The recent Iron Chef event at Black Hat was a +1 for fuzzing where it was more effective than static code analysis (SCA) according to Dark Reading.  It's also very interesting to me (and others) that both approaches found different bugs, but fuzzing found the important one (obviously) to do with interaction of the application with the rest of the environment.  With Gary's recent article on informIT about the overall security testing market expanding, it's pretty clear organizations are incorporating different forms of testing, beyond functional and load, to improve the reliability of the products that they are building and deploying. The history of fuzzing shows it as a very effective mechanism to expose security vulnerabilities.  Of course, there are fuzzers and then there are Fuzzers.  Some are quick one-shot, throw-aways just to get an advisory out while others shoot for aggressive code-coverage comprehensiveness for both short-term and long-term regression.  Both are incredibly effective and the toolset/solution needs to allow the user to accomplish both.

SCA and fuzzing are complementary in nature. They represent the classic Zen split between holism and reductionism, West and Eastern thoughts.  They are just different views into the system with SCA focusing heavily on the structural aspects of the code and common programming mistakes and unable to ever "understand" what the code accomplishes in production.

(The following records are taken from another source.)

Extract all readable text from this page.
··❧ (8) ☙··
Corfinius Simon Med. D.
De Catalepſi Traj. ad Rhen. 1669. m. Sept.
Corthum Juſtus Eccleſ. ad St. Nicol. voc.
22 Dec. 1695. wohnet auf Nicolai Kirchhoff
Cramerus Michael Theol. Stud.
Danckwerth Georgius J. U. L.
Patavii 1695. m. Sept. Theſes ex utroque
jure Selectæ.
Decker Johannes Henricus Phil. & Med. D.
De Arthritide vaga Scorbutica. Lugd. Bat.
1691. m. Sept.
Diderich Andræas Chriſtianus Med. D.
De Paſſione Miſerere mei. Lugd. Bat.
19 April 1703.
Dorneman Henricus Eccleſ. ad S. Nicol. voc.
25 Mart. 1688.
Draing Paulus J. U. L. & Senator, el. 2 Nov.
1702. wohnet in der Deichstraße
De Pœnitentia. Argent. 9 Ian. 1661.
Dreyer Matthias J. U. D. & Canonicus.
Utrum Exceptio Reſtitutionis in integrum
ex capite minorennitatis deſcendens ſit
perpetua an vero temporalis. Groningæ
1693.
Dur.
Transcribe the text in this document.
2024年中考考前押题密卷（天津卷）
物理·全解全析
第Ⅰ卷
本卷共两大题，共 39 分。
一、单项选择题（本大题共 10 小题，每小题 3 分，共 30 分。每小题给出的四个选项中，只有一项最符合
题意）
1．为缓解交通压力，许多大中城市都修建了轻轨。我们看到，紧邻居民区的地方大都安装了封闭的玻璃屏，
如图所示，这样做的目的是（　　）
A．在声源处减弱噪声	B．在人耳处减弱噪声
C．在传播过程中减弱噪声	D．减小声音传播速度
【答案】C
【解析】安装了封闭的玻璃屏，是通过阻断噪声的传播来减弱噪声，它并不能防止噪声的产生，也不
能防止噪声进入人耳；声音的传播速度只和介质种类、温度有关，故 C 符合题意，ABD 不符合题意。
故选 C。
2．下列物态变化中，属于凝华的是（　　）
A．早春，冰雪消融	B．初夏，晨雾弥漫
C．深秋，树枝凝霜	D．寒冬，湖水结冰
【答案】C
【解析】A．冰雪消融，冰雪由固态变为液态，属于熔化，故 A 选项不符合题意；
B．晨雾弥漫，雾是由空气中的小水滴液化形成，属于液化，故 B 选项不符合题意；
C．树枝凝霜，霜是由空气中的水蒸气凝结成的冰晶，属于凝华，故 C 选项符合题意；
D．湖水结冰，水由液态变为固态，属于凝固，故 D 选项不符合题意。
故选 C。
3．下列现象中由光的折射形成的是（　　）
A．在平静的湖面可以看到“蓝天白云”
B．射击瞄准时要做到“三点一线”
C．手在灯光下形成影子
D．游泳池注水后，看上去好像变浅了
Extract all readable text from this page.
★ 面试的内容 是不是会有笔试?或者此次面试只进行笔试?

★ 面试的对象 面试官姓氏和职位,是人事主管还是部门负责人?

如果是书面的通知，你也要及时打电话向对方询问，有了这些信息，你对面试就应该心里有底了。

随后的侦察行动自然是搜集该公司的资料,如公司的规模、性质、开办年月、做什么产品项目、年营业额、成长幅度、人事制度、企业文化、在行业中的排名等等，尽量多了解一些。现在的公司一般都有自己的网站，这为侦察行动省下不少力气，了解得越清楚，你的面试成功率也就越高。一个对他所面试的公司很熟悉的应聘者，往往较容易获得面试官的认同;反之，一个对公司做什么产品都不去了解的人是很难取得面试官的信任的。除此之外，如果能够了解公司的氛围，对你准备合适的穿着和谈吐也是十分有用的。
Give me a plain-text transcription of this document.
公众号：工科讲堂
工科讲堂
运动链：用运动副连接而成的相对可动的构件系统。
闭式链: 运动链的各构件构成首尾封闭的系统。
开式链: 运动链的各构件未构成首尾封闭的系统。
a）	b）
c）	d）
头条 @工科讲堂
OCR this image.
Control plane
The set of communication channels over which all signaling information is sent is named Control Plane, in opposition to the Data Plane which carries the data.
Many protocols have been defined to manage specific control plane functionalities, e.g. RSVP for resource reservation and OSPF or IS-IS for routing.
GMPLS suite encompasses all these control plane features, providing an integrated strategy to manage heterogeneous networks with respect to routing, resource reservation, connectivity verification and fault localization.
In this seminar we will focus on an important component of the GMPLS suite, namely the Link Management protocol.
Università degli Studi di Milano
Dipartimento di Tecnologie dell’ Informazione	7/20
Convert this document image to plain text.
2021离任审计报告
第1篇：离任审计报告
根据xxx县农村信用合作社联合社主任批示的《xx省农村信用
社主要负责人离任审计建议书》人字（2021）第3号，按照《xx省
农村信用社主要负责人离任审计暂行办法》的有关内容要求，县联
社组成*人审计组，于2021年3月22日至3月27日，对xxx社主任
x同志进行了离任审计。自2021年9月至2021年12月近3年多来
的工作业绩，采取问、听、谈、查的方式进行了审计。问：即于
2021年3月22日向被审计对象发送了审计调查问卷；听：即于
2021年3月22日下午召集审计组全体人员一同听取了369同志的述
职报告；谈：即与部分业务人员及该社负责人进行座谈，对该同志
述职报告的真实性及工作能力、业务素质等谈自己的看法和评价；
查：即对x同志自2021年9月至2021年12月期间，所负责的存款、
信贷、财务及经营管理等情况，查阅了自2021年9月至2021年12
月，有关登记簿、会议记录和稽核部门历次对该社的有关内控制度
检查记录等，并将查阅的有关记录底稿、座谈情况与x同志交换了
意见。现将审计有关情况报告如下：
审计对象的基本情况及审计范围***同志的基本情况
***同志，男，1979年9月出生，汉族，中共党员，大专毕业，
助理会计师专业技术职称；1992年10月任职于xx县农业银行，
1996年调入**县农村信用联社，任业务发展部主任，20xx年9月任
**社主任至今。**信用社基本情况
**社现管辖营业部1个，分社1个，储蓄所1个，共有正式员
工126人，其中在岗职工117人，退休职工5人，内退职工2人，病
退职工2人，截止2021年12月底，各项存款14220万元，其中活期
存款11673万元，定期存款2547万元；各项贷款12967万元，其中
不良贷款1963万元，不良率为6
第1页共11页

SCA presents an analogy of looking at the gene sequences in a rose to figure out how it smells. While it can identify sequences that makes the rose susceptible to certain virii, it's impossible to jump a level and understand what that sequence is for and how it manifests itself into the smell.

A big advantage of fuzzing over SCA is fuzzing's availability to anyone and everyone, especially network operators who purchase black-box products where the system is purely defined by how it interacts with the rest of the environment.  This allows network operators and their vendor suppliers to apply metrics to product quality before, during and even post deployment WITHOUT necessarily having the source code.

When users view fuzzing as primarily an intelligent, automated service-level traffic generator, they suddenly open up testing options for brand new NGN IP application worlds closely linked to reliability and downtime and not just security.  As Mu’s product expands in capability, our customers are looking to model system and application interactions and see how to characterize the runtime behavior of systems in many different ways.  This means Mu will allow users to spot slow-paths in code that leads to degradation of a service by being part of the service itself.  We've seen network operator customer deployment scenarios where Mu analyzer knocked-down a core router for over a second with a single packet.  Nothing crashed, yet there it was, the emergent behavior that's critical to the service being up which may or may not have to do with a specific line of code that caused the problem. As Bruce Schneier puts it, "machines break down, systems have bugs".

At Mu, our customers firmly believe that fuzzing is a very important aspect of their SDLC as well as the overall product deployment life cycle.  And, these customers clearly realize fuzzing is far from a single-purpose engine to uncover security vulnerabilities.  A very big aspect of fuzzing has always been the expert operator requirement to interpret the results.  Mu spends a large chunk of product development in making both the operation and result interpretation processes incredibly easier and automated for the end user.  Another big observation from our customers early on in the product design centered on building our product engine purely for the sake of fuzzing - it didn't scale beyond the first few protocols.  So instead operators and vendors had us focus on getting the positive interactions working and even the variation generation is internally very heavily automated and leveraged across different domains – VoIP, Routing, Real Time Media, and Storage etc.  

The overall objective our 100+ customer deployments want, of course, is to interoperate in an extensible way with the widest range of applications and systems as possible.  This extensibility allows us to apply the same fuzzing engine in a very target-specific way avoiding the limitations of SCA in a vendor-specific, source code required, least-common-denominator fashion.